正論

江藤没後20年、令和の夏に思う 日本大学教授・先崎彰容

日本大学教授、先崎彰容氏
日本大学教授、先崎彰容氏

 酷暑が一息ついた5月29日、筆者は神奈川近代文学館にいた。現在開催中の「江藤淳展」を見るためである。今年は江藤淳没後20年の節目の年であり、筆者もいくつか江藤関連の仕事をこなしていた。最近刊行された大著『江藤淳は甦える』(新潮社)をめぐって、『週刊読書人』紙上の企画として、著者・平山周吉氏と対談したのは、その仕事の一つである。

 ≪柔らかい感性で国家論じた

 平山氏のこの著作は、江藤淳評伝の決定版である。と同時に、山川方夫や吉本隆明ら、同時代人の動きと思想を活写し、戦後史としても大変に優れたものだ。
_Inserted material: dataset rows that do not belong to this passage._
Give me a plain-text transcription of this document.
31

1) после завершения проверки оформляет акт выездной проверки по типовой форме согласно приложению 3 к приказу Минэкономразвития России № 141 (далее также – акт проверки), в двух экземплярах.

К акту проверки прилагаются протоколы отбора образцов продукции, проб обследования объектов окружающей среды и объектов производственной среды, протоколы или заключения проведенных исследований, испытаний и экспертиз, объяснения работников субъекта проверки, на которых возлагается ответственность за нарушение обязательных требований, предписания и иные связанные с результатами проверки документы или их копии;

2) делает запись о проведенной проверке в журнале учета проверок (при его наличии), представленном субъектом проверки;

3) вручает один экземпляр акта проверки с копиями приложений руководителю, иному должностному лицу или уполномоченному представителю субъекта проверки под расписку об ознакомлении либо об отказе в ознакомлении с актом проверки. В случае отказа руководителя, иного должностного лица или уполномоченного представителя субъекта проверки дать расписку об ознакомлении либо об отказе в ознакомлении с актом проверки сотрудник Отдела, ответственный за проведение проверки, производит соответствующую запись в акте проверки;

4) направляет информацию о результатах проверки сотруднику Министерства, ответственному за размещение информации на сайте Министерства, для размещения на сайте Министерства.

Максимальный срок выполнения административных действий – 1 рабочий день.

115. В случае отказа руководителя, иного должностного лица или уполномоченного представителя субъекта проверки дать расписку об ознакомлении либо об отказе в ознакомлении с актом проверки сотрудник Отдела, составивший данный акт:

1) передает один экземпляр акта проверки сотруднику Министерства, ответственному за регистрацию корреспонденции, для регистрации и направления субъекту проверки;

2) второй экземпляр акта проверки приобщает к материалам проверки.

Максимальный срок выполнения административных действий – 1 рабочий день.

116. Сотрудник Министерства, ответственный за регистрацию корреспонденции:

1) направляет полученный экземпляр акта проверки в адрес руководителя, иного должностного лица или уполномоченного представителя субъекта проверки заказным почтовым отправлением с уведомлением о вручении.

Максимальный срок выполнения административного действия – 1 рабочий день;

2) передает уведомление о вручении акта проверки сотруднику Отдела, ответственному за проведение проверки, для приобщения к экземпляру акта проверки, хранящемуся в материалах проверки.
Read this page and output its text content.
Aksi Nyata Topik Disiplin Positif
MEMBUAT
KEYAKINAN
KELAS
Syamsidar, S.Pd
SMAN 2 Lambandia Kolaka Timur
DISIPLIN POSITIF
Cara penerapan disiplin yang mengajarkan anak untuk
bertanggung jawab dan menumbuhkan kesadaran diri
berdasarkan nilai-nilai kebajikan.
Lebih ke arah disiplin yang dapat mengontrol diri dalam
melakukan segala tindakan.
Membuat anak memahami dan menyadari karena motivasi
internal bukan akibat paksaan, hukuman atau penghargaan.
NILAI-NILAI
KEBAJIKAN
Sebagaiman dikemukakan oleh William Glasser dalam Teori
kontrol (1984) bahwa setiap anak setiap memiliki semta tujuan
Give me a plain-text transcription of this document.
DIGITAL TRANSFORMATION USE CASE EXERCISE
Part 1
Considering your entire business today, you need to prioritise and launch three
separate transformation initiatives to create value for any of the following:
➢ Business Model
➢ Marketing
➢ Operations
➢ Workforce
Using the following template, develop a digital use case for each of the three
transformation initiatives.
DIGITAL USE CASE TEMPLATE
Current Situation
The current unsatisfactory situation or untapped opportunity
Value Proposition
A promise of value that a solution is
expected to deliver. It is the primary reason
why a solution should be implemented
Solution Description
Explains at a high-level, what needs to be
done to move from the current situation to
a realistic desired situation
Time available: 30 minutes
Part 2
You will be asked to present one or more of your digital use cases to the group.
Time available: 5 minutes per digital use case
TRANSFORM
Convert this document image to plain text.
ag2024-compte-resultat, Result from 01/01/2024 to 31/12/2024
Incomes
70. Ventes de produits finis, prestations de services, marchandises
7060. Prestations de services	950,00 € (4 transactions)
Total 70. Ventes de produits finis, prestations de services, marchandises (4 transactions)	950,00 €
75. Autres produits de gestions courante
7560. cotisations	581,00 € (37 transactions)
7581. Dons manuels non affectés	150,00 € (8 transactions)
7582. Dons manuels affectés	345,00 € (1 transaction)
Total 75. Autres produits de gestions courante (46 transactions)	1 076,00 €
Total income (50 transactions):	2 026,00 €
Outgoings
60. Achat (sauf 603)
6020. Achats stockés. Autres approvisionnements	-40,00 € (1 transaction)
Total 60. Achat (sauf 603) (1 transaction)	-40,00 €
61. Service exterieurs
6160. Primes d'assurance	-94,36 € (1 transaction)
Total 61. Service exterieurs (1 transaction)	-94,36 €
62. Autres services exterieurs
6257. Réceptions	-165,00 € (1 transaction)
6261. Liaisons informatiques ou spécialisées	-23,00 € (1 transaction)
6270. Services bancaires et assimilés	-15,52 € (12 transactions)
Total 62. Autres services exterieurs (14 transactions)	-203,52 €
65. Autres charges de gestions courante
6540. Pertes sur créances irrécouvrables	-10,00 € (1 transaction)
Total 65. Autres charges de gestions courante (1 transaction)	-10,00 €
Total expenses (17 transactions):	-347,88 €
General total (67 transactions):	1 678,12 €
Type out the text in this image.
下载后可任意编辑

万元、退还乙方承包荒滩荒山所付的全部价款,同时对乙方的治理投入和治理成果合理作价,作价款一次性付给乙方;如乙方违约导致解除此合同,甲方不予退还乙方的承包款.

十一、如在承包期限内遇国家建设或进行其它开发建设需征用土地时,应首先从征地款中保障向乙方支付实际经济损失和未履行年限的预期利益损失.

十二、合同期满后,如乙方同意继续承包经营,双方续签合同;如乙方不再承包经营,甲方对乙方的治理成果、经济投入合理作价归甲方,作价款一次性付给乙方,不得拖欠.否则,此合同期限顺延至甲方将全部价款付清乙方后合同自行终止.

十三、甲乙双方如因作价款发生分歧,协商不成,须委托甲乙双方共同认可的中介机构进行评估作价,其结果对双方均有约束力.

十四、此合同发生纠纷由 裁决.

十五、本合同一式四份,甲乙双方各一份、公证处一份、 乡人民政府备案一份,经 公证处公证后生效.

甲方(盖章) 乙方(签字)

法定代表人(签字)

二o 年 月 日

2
新しい実証的発見も盛りだくさんで、たとえば、慶應大生時代の江藤が自殺未遂をし、それをほのめかす文章を『なつかしい本の話』に見つけている。また愛妻家として有名な江藤の「闇」の部分、私生活にまで果敢に踏み込んだ。この大著を完成させた平山氏が協力し、企画された「江藤淳展」は迫力十分で、2時間ほどかけてようやく全てを見学することができた。